Entre os dias 9 e 11 de fevereiro de 2026, Paris voltou a ser o centro das decisões globais do setor vitivinícola com mais uma edição da Wine Paris. Mas a feira deste ano não foi marcante apenas pelos números, foi marcante, sobretudo, pelo conteúdo.
Com mais de 63 mil visitantes profissionais de 169 países e mais de 6.500 expositores, a Wine Paris consolidou sua posição como um dos principais encontros internacionais do setor. O crescimento da presença internacional reforça uma tendência clara: Paris se tornou um ponto estratégico de leitura do mercado global.

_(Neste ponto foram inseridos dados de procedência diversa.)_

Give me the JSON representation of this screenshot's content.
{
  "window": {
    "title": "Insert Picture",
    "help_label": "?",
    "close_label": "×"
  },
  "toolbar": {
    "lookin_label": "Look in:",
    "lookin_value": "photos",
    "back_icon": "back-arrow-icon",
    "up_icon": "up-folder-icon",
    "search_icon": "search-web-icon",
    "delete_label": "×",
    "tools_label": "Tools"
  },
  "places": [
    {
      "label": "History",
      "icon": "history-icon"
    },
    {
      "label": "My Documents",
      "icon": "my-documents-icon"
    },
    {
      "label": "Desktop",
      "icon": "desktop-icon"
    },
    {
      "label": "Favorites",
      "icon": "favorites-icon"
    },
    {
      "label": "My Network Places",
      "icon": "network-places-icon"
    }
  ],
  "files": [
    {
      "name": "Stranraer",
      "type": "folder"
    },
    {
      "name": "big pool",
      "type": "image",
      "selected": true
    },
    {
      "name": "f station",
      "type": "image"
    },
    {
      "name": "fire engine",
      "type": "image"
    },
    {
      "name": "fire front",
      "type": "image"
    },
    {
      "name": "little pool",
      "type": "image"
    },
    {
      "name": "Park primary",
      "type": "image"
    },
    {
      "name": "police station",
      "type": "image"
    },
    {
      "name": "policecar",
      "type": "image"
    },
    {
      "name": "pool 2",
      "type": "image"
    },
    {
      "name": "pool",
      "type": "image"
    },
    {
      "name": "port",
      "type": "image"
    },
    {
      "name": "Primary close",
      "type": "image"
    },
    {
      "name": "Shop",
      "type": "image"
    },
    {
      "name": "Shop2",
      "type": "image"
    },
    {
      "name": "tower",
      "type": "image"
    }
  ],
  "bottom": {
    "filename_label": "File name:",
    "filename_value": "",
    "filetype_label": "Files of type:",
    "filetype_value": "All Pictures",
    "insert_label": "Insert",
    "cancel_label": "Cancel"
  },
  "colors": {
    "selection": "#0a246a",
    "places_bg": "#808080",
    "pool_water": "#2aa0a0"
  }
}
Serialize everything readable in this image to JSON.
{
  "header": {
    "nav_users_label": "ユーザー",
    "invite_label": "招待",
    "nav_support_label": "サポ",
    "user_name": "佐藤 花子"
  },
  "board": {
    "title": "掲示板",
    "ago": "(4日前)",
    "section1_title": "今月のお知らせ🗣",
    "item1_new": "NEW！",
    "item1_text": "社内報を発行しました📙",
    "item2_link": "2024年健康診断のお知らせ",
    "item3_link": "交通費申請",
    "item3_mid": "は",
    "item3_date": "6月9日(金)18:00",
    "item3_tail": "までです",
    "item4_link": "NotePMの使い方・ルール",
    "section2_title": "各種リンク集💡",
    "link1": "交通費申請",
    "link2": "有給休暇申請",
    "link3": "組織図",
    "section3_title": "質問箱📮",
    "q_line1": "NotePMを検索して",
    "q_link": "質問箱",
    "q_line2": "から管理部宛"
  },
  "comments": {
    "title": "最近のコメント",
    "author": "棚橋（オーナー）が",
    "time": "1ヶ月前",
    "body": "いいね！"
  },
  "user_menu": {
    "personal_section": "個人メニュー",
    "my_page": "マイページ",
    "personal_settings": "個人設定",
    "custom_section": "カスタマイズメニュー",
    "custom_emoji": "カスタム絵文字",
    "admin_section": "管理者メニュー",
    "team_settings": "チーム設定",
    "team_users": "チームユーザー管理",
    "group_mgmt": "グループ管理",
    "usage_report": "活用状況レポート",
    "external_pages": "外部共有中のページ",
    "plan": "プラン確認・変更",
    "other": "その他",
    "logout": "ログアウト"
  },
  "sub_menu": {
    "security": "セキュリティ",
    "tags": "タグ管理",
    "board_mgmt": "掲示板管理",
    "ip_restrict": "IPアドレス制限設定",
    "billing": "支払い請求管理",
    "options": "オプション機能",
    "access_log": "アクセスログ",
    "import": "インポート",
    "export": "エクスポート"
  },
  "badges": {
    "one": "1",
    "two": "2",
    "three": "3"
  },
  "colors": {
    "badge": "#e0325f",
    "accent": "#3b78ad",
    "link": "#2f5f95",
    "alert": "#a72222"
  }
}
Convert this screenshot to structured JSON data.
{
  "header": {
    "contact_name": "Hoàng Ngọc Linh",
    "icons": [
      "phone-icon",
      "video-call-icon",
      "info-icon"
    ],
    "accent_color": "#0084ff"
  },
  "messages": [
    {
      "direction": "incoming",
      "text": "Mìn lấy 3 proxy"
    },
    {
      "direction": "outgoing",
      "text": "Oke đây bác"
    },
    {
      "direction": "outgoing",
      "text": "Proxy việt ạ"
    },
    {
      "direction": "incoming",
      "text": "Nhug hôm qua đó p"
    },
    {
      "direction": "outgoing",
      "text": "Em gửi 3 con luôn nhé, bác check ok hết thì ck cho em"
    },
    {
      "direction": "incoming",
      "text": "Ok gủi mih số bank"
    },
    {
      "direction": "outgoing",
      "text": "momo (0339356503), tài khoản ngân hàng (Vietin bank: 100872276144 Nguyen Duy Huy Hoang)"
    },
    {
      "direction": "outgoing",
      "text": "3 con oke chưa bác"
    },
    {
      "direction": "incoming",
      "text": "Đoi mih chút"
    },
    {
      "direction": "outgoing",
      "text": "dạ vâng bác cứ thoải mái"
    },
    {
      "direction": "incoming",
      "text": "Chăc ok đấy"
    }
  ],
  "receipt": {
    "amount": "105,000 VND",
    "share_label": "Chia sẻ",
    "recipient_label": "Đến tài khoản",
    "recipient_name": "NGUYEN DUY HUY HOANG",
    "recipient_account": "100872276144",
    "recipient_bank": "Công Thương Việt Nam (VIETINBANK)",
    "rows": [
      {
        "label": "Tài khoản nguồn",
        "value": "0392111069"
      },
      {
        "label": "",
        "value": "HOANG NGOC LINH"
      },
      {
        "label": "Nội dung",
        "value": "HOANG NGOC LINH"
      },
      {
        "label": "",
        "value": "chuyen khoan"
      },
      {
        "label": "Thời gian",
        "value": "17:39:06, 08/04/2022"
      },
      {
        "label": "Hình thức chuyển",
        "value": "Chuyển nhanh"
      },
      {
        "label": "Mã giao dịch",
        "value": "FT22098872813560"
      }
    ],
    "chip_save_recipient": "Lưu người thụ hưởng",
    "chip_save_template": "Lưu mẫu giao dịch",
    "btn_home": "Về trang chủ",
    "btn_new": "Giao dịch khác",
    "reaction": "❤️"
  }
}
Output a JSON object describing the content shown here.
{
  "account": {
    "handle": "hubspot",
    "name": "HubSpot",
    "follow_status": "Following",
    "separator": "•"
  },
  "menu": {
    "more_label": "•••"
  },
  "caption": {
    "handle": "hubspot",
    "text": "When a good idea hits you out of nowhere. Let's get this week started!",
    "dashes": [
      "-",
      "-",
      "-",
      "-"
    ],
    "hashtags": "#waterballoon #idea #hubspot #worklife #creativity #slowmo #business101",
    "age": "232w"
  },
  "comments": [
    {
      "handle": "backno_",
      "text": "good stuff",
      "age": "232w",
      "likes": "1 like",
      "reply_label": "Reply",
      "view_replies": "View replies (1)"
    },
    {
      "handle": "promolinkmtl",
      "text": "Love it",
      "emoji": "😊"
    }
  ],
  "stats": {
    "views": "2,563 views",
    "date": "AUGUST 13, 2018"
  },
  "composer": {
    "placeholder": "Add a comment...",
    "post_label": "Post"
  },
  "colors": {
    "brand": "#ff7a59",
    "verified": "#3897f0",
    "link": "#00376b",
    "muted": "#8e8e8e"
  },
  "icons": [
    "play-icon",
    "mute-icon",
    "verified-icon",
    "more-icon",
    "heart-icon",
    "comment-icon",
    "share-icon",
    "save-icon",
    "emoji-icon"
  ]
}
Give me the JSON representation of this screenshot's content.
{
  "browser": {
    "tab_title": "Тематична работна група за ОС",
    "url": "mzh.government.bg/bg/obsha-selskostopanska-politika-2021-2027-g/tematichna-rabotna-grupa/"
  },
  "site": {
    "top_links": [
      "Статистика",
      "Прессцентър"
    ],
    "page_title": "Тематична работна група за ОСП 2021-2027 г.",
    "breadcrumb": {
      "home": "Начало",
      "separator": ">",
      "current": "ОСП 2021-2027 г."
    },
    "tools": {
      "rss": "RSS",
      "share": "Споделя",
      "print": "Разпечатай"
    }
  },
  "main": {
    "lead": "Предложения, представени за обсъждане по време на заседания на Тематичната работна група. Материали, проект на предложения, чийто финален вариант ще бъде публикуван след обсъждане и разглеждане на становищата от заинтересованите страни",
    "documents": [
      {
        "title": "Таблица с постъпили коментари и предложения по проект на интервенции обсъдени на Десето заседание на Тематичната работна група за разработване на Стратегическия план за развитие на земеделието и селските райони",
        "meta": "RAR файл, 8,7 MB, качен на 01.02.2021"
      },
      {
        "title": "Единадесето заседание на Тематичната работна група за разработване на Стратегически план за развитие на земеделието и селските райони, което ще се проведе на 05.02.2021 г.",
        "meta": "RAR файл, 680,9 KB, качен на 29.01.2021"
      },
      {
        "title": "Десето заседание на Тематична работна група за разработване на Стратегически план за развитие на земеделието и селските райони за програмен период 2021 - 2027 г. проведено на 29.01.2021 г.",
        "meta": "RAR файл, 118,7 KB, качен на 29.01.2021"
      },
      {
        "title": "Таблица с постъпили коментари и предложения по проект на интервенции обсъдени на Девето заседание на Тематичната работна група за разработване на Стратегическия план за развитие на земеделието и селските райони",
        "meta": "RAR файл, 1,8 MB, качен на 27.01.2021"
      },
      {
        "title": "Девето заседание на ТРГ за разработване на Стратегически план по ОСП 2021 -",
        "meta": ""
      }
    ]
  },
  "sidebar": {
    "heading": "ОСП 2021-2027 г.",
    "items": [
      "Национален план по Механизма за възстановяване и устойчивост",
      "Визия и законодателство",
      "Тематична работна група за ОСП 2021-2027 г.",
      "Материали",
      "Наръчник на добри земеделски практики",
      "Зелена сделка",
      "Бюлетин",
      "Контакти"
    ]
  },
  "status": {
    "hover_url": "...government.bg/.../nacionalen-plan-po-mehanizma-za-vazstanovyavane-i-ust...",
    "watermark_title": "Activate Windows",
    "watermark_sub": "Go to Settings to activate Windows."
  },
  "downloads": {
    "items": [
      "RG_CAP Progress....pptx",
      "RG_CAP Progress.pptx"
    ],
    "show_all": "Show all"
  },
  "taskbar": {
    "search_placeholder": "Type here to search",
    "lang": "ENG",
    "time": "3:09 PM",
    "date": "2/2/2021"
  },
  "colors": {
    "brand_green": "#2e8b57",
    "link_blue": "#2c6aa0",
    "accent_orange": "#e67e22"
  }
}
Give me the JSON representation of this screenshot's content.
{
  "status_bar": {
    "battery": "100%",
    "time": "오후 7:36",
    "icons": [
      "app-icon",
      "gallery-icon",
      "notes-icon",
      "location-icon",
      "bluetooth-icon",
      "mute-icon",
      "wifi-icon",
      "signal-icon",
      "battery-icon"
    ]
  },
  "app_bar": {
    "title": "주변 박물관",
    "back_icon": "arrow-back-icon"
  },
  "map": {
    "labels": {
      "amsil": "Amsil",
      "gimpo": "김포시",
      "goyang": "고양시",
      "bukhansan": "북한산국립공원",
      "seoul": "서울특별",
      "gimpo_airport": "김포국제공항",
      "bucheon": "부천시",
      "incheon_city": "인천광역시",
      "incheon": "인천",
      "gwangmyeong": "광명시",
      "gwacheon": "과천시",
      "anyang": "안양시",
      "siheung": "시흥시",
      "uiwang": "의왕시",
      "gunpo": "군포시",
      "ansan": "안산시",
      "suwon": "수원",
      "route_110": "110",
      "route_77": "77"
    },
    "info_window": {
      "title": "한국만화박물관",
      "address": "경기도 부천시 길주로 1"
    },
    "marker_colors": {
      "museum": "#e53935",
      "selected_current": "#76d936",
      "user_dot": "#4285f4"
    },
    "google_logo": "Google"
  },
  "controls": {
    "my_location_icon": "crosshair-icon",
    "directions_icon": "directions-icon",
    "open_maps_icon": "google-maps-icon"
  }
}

Mas, caminhando pelos corredores, ficou evidente que o setor vive um momento de inflexão.
O mundo está bebendo diferente
Dados recentes mostram retração no consumo mundial em volume, mas aumento no valor médio por garrafa. Em termos práticos, o consumidor pode até beber menos, mas quer beber melhor.
Produtores falam em ajuste de portfólio. Importadores falam em posicionamento claro. Distribuidores falam em margem sustentável. O romantismo continua existindo, mas o discurso agora é estratégico.
A sustentabilidade deixou de ser diferencial e passou a ser pré-requisito. A identidade territorial não é mais um argumento opcional, é essencial. A comunicação precisa ser mais direta, menos técnica e mais conectada com o consumidor real.
O não alcoólico entrou na conversa
Uma das novidades mais comentadas da feira foi o espaço dedicado às bebidas no/low alcohol. Pela primeira vez, o segmento ganhou protagonismo estruturado dentro de uma grande feira internacional.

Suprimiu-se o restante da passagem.